Но меня ведет другое — нарастающий шум, странный, жуткий, не живой и не механический, не то стрекотание, не то шепот, не то хруст.
Коммуникатор светит все слабей, я тоже почти на нуле. Он кончается, а я остаюсь.

Лаз выводит меня в помещение, километровые стены которого сплошь заклеены фотообоями, изображающими сочную зеленую траву. Только трава, трава — ничего другого. А вдоль этих зеленых стен зиждутся стеклянные цистерны, широкие сверху и сужающиеся книзу, в десять человеческих ростов высотой. Таких воронок-цистерн тут сотни, и каждая сверху донизу забита пыльно-зеленой кишащей массой.
Кузнечики. Саранча. Лучший источник протеина.

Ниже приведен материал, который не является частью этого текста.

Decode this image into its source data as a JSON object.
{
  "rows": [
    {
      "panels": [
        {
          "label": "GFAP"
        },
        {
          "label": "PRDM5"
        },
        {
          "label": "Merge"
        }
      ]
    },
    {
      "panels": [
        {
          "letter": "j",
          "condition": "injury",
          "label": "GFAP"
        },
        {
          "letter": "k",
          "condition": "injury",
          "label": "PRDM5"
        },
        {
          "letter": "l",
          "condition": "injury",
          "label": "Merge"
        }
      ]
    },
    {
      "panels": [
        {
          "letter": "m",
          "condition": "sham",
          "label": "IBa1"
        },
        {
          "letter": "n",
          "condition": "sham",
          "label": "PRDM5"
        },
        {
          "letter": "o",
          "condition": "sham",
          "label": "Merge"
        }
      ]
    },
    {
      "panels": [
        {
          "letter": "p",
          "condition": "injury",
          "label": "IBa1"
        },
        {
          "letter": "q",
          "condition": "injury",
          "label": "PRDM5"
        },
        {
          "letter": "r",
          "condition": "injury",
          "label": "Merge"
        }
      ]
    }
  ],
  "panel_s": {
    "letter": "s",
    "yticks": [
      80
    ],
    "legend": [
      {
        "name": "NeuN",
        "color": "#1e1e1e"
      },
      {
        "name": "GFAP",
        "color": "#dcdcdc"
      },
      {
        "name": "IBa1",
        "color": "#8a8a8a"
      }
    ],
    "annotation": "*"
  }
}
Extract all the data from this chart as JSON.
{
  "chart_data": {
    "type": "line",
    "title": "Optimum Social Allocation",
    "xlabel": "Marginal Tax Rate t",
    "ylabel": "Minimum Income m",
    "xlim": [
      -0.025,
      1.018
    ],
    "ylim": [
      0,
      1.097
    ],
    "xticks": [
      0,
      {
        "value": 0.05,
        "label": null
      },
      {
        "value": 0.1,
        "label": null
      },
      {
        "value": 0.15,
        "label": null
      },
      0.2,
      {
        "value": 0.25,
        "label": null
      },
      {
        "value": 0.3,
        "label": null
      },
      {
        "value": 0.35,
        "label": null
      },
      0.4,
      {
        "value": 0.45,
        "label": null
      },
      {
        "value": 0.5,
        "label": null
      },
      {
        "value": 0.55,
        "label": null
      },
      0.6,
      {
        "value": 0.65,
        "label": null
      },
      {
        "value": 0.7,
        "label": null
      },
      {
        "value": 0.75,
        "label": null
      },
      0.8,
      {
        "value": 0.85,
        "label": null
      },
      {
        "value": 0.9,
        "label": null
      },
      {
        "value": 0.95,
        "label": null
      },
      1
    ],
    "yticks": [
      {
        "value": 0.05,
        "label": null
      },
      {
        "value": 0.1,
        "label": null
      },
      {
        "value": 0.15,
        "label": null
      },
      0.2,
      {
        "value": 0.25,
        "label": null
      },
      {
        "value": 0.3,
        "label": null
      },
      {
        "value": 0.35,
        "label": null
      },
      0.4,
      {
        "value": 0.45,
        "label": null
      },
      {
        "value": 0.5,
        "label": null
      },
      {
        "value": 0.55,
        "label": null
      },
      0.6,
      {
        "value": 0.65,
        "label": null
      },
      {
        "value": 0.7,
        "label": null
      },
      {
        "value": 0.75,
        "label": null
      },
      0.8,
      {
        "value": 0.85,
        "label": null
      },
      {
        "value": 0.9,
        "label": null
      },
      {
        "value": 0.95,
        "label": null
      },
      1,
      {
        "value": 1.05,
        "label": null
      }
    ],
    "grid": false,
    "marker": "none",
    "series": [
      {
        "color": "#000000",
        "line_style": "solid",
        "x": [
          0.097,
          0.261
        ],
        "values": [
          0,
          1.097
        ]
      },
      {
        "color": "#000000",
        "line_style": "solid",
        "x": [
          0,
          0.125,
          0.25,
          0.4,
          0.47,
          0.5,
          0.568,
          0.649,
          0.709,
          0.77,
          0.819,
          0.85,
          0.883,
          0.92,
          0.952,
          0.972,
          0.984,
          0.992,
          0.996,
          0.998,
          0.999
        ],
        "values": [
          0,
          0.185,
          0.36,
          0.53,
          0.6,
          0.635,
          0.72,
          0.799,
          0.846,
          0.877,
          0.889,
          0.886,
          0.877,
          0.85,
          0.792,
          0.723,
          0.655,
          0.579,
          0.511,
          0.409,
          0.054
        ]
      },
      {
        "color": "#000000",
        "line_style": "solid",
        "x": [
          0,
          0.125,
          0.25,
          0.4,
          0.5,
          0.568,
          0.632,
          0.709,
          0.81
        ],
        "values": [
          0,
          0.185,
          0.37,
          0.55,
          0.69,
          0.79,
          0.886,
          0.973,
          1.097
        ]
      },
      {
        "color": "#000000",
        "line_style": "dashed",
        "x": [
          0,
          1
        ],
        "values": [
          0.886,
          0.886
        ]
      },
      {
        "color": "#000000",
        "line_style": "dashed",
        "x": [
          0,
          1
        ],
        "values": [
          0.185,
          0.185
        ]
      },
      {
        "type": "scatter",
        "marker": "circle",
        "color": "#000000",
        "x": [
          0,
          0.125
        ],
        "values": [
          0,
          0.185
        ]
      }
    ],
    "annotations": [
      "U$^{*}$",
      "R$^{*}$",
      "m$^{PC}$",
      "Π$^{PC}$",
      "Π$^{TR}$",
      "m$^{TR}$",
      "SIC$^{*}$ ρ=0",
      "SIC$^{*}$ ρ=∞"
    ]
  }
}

К раструбам воронок подходит закрытый конвейер, и из него на насекомых манной небесной падает какая-то зеленая масса, якобы трава. Зелень эта исторгается нескончаемо, постоянно, но следов ее внутри цистерн не видно — саранча перетирает ее мгновенно, изничтожает до последней молекулы. Те, кому повезло, кто оказался с краю, пялятся своими бусинами через стекло на фотообои с травой, у них благоприятный психологический климат, пролетает у меня дикая и случайная мысль, а остальные глядят в соседей. Снизу к воронкам подведен другой конвейер — на него втягиваются насекомые, достигшие нужного размера, гибнут там от электричества и убывают изжариваться в кипящем масле.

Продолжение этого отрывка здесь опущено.